Hacker News new | ask | show | jobs
by duchenne 2551 days ago
Overfitting typically happens when the number of training samples is small compared to the number of parameters of the model. It especially happens when the input space is high-dimensional.

Here the input space has a only one dimension. The model has 10 parameters. There are 8500 samples. So, the author safely assumes that no over-fitting occurs.

2 comments

Wrong. You are assuming a good selection over the whole search space of humans. If you took HN I bet you would get a different distribution. The Reddit data only applies to sampling Redditors sampled using similar strategies, the generalization is limited by how general the collection strategy was
Yes, there is a possibility that the sample is biased. But that does not matter for this experiment.
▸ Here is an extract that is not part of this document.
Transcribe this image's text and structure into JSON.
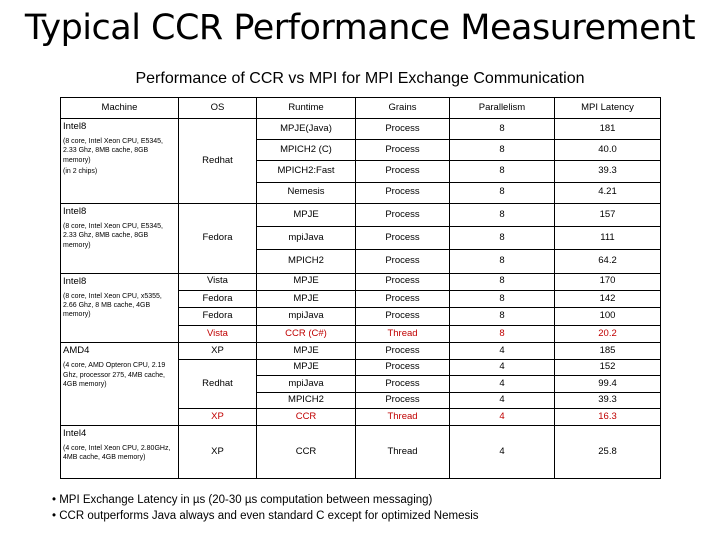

The OP says that the model should be built with people in the same room than him, and then the human RNG should be executed with the same people.

As a consequence, OP has to capture the bias of the people in his room to make his RNG work.

The model would break only if the people in the sample change their strategy to pick random numbers after some time.

The data from Reddit is just used as an example of how to make a human RNG from redditer random picks.

As long as the training and testing are done from the same group of people, there is no issue, even if this group is biased.

Moreover, I don't see any prior reason to believe that redditors and HN readers would have different biases. That would be an interesting experiment, though. However, the predominance of the number 7 in article's data might be a western culture thing.

This doesn't exclude overfitting. You can take samples n much larger than parameters p in, for example, a political or household earnings survey performed in the San Francisco Bay Area, but obviously one cannot safely assume no overfitting occurs in that scenario.